Try making an advent calendar with a difference

Advent is just a few days away and soon it will be time to get out the Christmas decorations. While the key decoration may be the Christmas tree, the first decoration of the season is the Advent Wreath and the Advent calendar to count down to Christmas Day. Everyone puts their Christmas tree up at different times in December. If you don’t get yours until later in December and you can’t wait that long, then countdown to Christmas with your very own forest of Christmas trees Advent calendar.

Use scraps of wrapping paper to create this colourful forest or use paper in different shades of green. Plain brown paper decorated with sequins and glitter glue also looks just as festive.

Create a template on some card. Draw the shape of a Christmas tree on the card and cut out. Cut out 24 white circles, small enough to fit on the template.

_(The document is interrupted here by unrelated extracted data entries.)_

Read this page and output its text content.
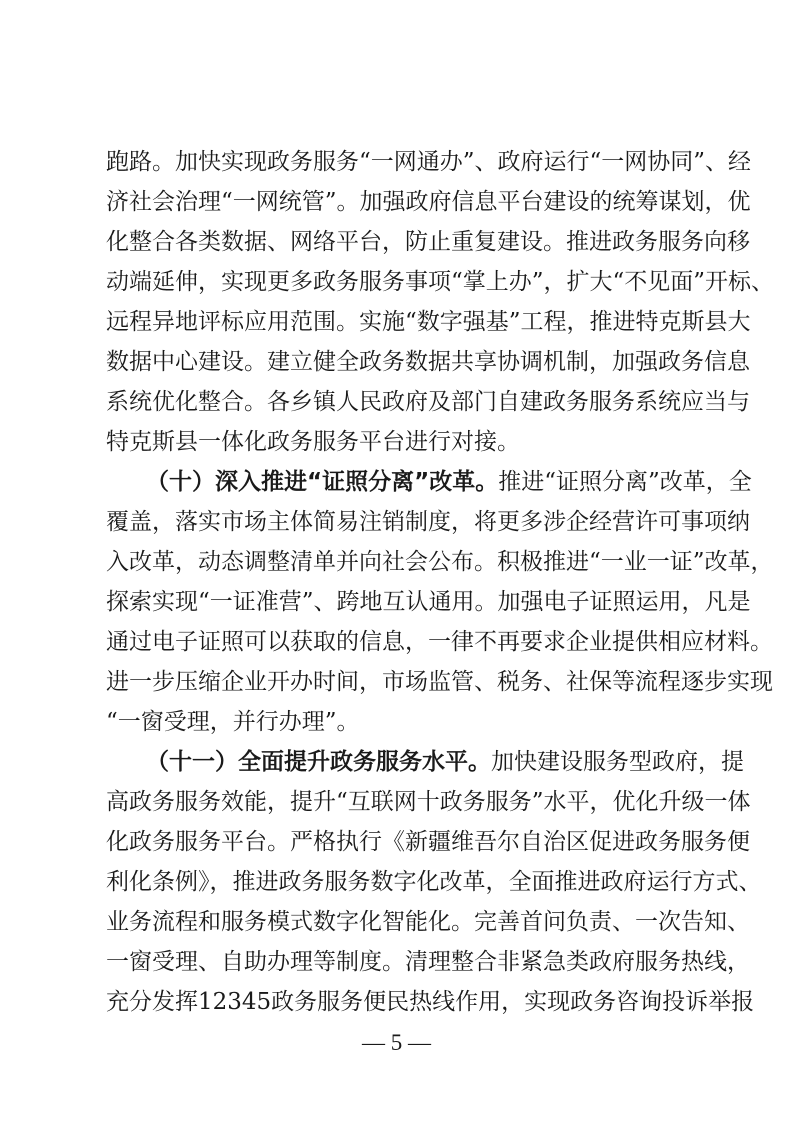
跑路。加快实现政务服务“一网通办”、政府运行“一网协同”、经
济社会治理“一网统管”。加强政府信息平台建设的统筹谋划，优
化整合各类数据、网络平台，防止重复建设。推进政务服务向移
动端延伸，实现更多政务服务事项“掌上办”，扩大“不见面”开标、
远程异地评标应用范围。实施“数字强基”工程，推进特克斯县大
数据中心建设。建立健全政务数据共享协调机制，加强政务信息
系统优化整合。各乡镇人民政府及部门自建政务服务系统应当与
特克斯县一体化政务服务平台进行对接。
（十）深入推进“证照分离”改革。推进“证照分离”改革，全
覆盖，落实市场主体简易注销制度，将更多涉企经营许可事项纳
入改革，动态调整清单并向社会公布。积极推进“一业一证”改革，
探索实现“一证准营”、跨地互认通用。加强电子证照运用，凡是
通过电子证照可以获取的信息，一律不再要求企业提供相应材料。
进一步压缩企业开办时间，市场监管、税务、社保等流程逐步实现
“一窗受理，并行办理”。
（十一）全面提升政务服务水平。加快建设服务型政府，提
高政务服务效能，提升“互联网十政务服务”水平，优化升级一体
化政务服务平台。严格执行《新疆维吾尔自治区促进政务服务便
利化条例》，推进政务服务数字化改革，全面推进政府运行方式、
业务流程和服务模式数字化智能化。完善首问负责、一次告知、
一窗受理、自助办理等制度。清理整合非紧急类政府服务热线，
充分发挥12345政务服务便民热线作用，实现政务咨询投诉举报
— 5 —
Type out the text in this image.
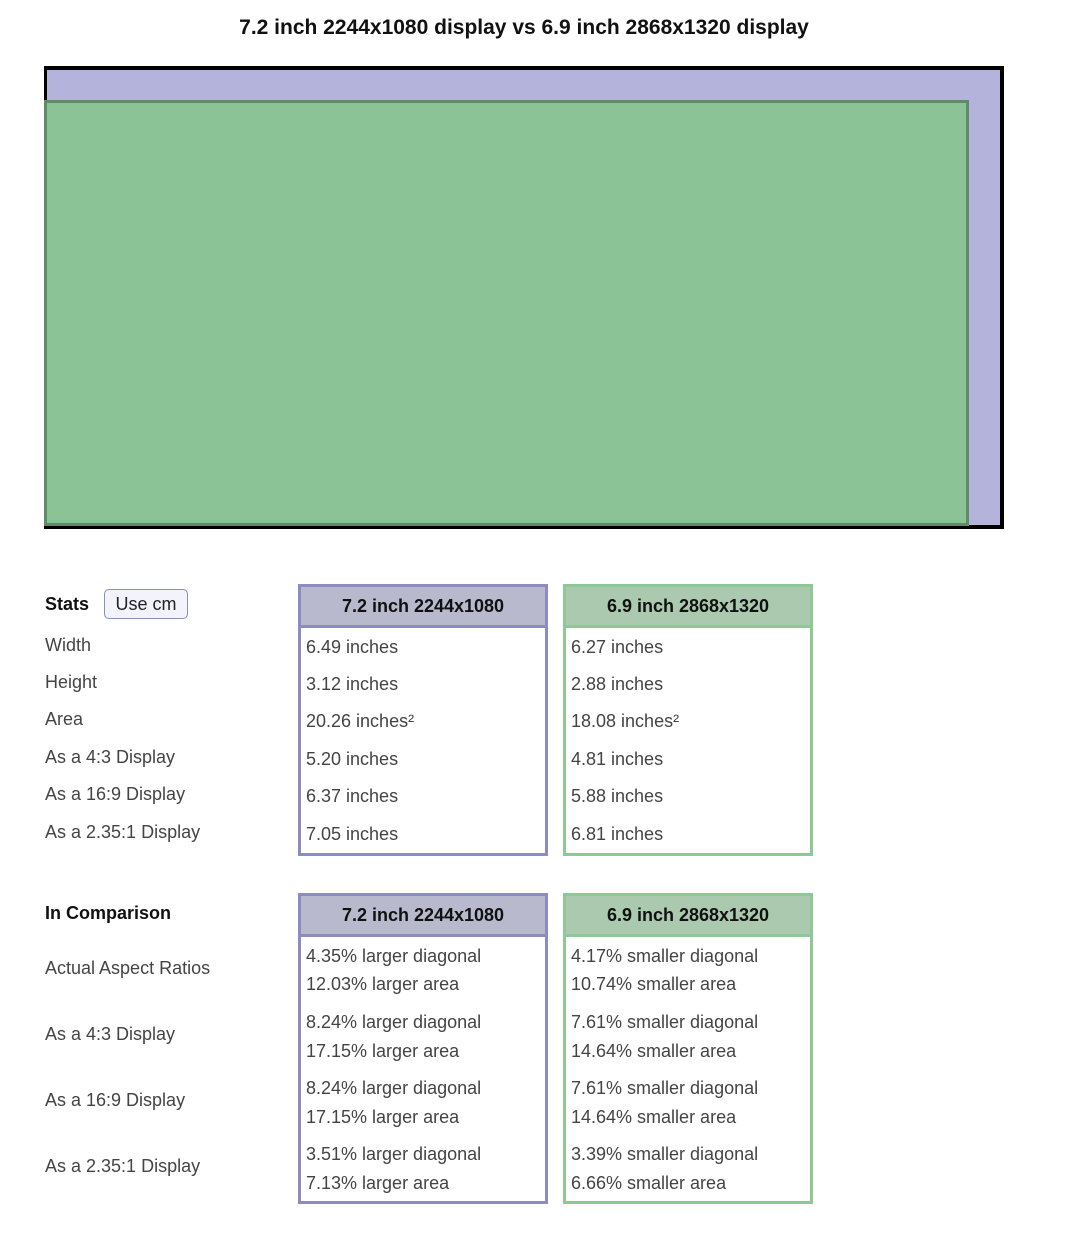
7.2 inch 2244x1080 display vs 6.9 inch 2868x1320 display
Stats	Use cm
Width
Height
Area
As a 4:3 Display
As a 16:9 Display
As a 2.35:1 Display
7.2 inch 2244x1080
6.49 inches
3.12 inches
20.26 inches²
5.20 inches
6.37 inches
7.05 inches
6.9 inch 2868x1320
6.27 inches
2.88 inches
18.08 inches²
4.81 inches
5.88 inches
6.81 inches
In Comparison
Actual Aspect Ratios
As a 4:3 Display
As a 16:9 Display
As a 2.35:1 Display
7.2 inch 2244x1080
4.35% larger diagonal
12.03% larger area
8.24% larger diagonal
17.15% larger area
8.24% larger diagonal
17.15% larger area
3.51% larger diagonal
7.13% larger area
6.9 inch 2868x1320
4.17% smaller diagonal
10.74% smaller area
7.61% smaller diagonal
14.64% smaller area
7.61% smaller diagonal
14.64% smaller area
3.39% smaller diagonal
6.66% smaller area
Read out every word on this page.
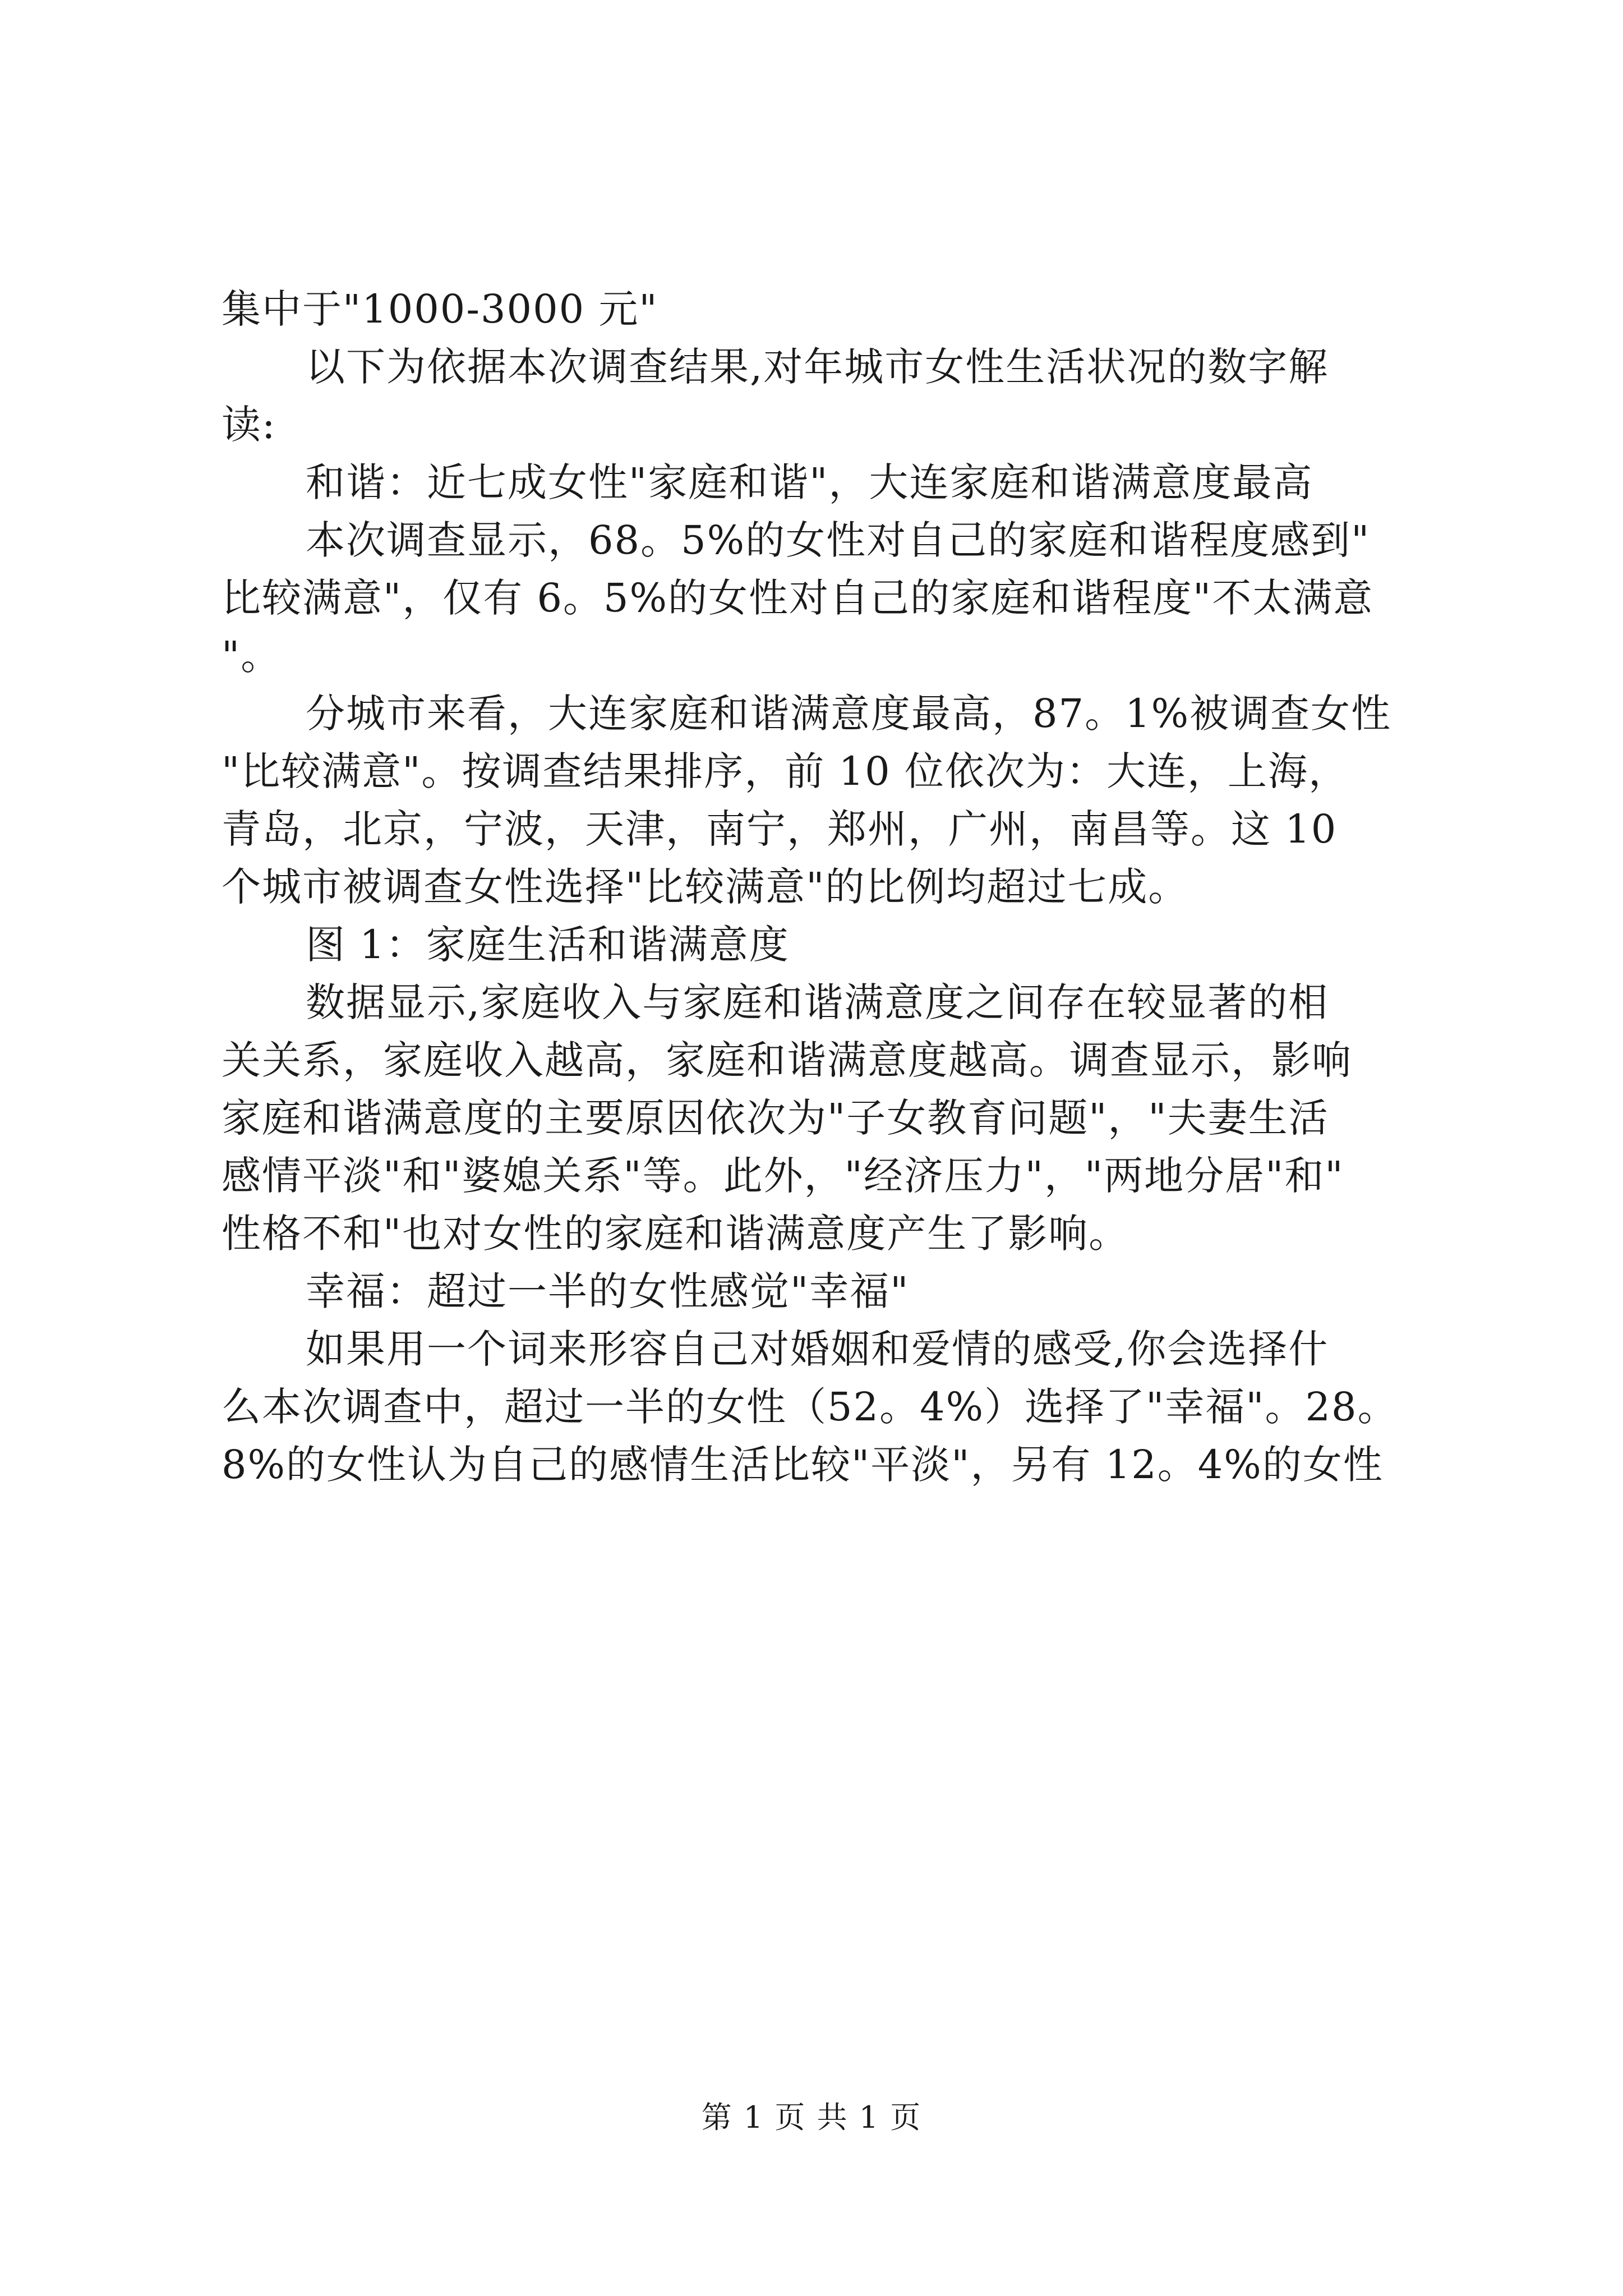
集中于"1000-3000 元"
以下为依据本次调查结果,对年城市女性生活状况的数字解
读:
和谐：近七成女性"家庭和谐"，大连家庭和谐满意度最高
本次调查显示，68。5%的女性对自己的家庭和谐程度感到"
比较满意"，仅有 6。5%的女性对自己的家庭和谐程度"不太满意
"。
分城市来看，大连家庭和谐满意度最高，87。1%被调查女性
"比较满意"。按调查结果排序，前 10 位依次为：大连，上海，
青岛，北京，宁波，天津，南宁，郑州，广州，南昌等。这 10
个城市被调查女性选择"比较满意"的比例均超过七成。
图 1：家庭生活和谐满意度
数据显示,家庭收入与家庭和谐满意度之间存在较显著的相
关关系，家庭收入越高，家庭和谐满意度越高。调查显示，影响
家庭和谐满意度的主要原因依次为"子女教育问题"，"夫妻生活
感情平淡"和"婆媳关系"等。此外，"经济压力"，"两地分居"和"
性格不和"也对女性的家庭和谐满意度产生了影响。
幸福：超过一半的女性感觉"幸福"
如果用一个词来形容自己对婚姻和爱情的感受,你会选择什
么本次调查中，超过一半的女性（52。4%）选择了"幸福"。28。
8%的女性认为自己的感情生活比较"平淡"，另有 12。4%的女性
第 1 页 共 1 页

Number each circle from 1 to 24 and leave aside for later.

Lay the template flat on some patterned paper and trace around it. Fold the patterned paper in half and cut out. Repeat until you have 48 trees/24 pairs in total.

Take one pair of trees. To stick together, glue a wooden skewer to one of the trees and allow to dry. Repeat with all of the trees and lay each pair side by side so they don’t get muddled up. 

Act of kindness

On the trees that don’t have wooden skewers glued to them, write a little message on each one. This can be a random act of kindness for you to fulfil on the day you open the tree, or you can include snippets of the story of the Nativity story. Flip the trees over and glue the numbered circles to all of the trees. Flip the trees round again and dab just a little bit of glue at the top. Stick this to the tree with the wooden skewer. Leave the glue to dry completely. 

Trim the ends of the wooden skewers so each tree is a different height. You can display your calendar any way you want. Push the skewers through a cardboard box or some styrofoam. Or you can push a little blue tack on the end of each skewer and stick down onto a surface. 

Shuffle the numbers up rather than arranging them in chronological order, similar to an advent calendar.